During my stint at Blantyre Print and Packaging in the vibrant 1980s, Lever Brothers—now known as Unilever—was our star client. Their bustling factory in Limbe kept us on our toes as we churned out a cascade of their colorful packaging: Surf and Vim cartons, Lifebuoy and Sunlight wrappers, and an array of other wrappers for their iconic products. Beyond their soap empire, Lever Brothers also dominated the cooking oil market with household names like Covo and Kazinga. As if that was not enough, they ventured into the world of cosmetics, introducing the famous Fair and Lovely Lotion, adding a touch of elegance to their already diverse portfolio.
The once-thriving Unilever factory, a hub of activity in its heyday, now houses a different company, as all manufacturing has come to a standstill. Unilever no longer produces locally, opting instead to import all their merchandise. The same fate has befallen Bata and countless other local companies, signaling a worrisome shift from homegrown production to wholesale reliance on imports. What was once a testament to Malawian industry now stands as a stark reminder of a fading era of local manufacturing.
There was a time when Malawi boasted a robust manufacturing base, a pride of the nation’s economy. I recall Blantyre Print and Packaging supplying labels to Shire Clothing, a trailblazing company in Lilongwe that specialized in crafting garments and beddings exclusively for export. This was during the era of export processing zones, a bold government initiative designed to promote international trade. These zones operated under strict rules—no product was to be sold locally, ensuring their output remained firmly focused on foreign markets. It was a time of innovation and ambition, when Malawi dared to stake its claim on the global stage.
The economy back then, though challenging by global standards, was far healthier than what we face today. The currency had remarkable strength. I vividly remember my first family road trip from Blantyre to Lilongwe, sometime around 1992. With just K200 worth of fuel, I not only made the journey but also managed some local errands in Lilongwe. Fast forward to today—if someone tried to buy K200 worth of fuel, the attendant would likely assume they’d lost their mind. It’s a stark reflection of how far our economy has deteriorated over the years.
We have transformed into a nation of retailers. Once proud manufacturers like Unilever and Bata have abandoned production entirely, reduced to importing goods from abroad and selling them locally. The wheels of industry have ground to a halt, leaving production out of the equation altogether. Without fully realizing it, we’ve forfeited a critical pillar of trade—production itself—a cornerstone of economic resilience and self-reliance. What remains is a sobering picture of dependence, with little left to show for our former industrial might.

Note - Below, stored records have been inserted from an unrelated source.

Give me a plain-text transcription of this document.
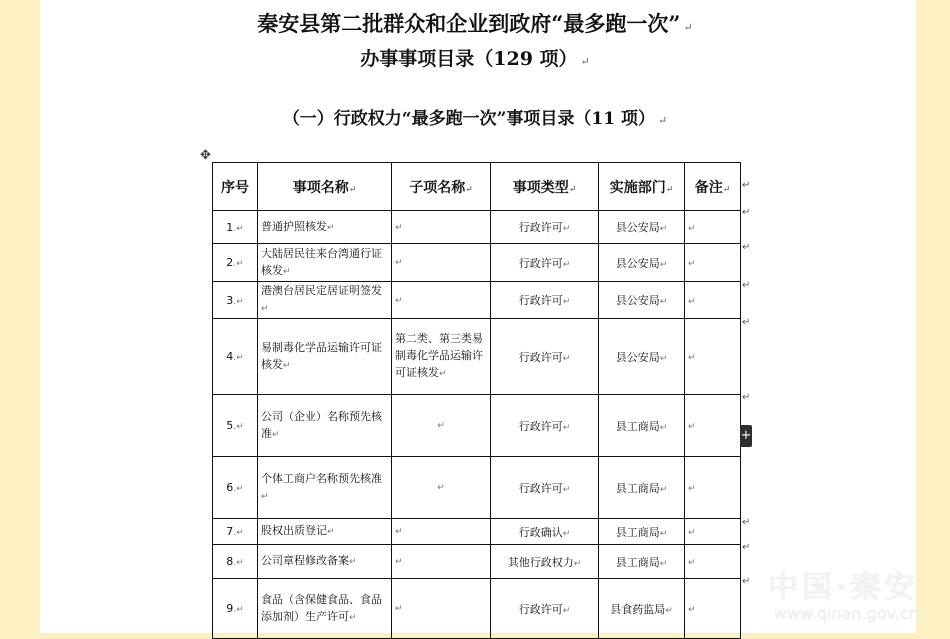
秦安县第二批群众和企业到政府“最多跑一次” ↵
办事事项目录（129 项） ↵
（一）行政权力“最多跑一次”事项目录（11 项） ↵
✥
序号	事项名称↵	子项名称↵	事项类型↵	实施部门↵	备注↵
1.↵	普通护照核发↵	↵	行政许可↵	县公安局↵	↵
2.↵	大陆居民往来台湾通行证核发↵	↵	行政许可↵	县公安局↵	↵
3.↵	港澳台居民定居证明签发↵	↵	行政许可↵	县公安局↵	↵
4.↵	易制毒化学品运输许可证核发↵	第二类、第三类易制毒化学品运输许可证核发↵	行政许可↵	县公安局↵	↵
5.↵	公司（企业）名称预先核准↵	↵	行政许可↵	县工商局↵	↵
6.↵	个体工商户名称预先核准↵	↵	行政许可↵	县工商局↵	↵
7.↵	股权出质登记↵	↵	行政确认↵	县工商局↵	↵
8.↵	公司章程修改备案↵	↵	其他行政权力↵	县工商局↵	↵
9.↵	食品（含保健食品、食品添加剂）生产许可↵	↵	行政许可↵	县食药监局↵	↵
↵
↵
↵
↵
↵
↵
↵
↵
↵
+
中国·秦安
www.qinan.gov.cn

Wealth is born of production. Retailing and banking, while undeniably vital, are mere facilitators—they do not create wealth; they simply redistribute it. By losing our grip on production, we have inadvertently undermined our capacity to generate real prosperity. The result is a nation that is, in essence, poorer than it once was, no longer building wealth but merely shifting what little remains from one pocket to another.
Hetherwick Press, once a cornerstone of the Blantyre Synod, shut its doors years ago, joining the ranks of other pioneering church-affiliated print shops that have faded into history. Today, only Nkhoma Press clings to survival, but it, too, lies in the intensive care unit. What were once vibrant centers of production and communication have become relics of a bygone era.
British American Tobacco (BAT) once thrived in Malawi, producing a range of cigarette brands from their factory right across the road from the MUBAS main campus. Today, that industrial yard has been transformed into a sleek, glamorous shopping mall. But the irony is hard to miss—the dominant business within its walls is none other than retailing. A space once devoted to production now merely facilitates the exchange of imported goods.
In his book MRP II: Unlocking America’s Production Potential, Oliver Wright aptly stated, “Production is the goose that laid the golden egg.” Tragically, we have not only strangled but slaughtered this goose, all the while expecting golden eggs to keep appearing. Is it any wonder, then, that Malawi ranks among the poorest nations on earth? What’s baffling is that this decline has befallen a country that has never been at war. It is an unpalatable truth, yet an undeniable reality.
Contrast this with Rwanda—a nation that rose from the ashes of a horrific genocide just a few decades ago. Rwanda’s story reminds us that with vision and determination, transformation is possible. For Malawi, the question remains: when will we find our turning point?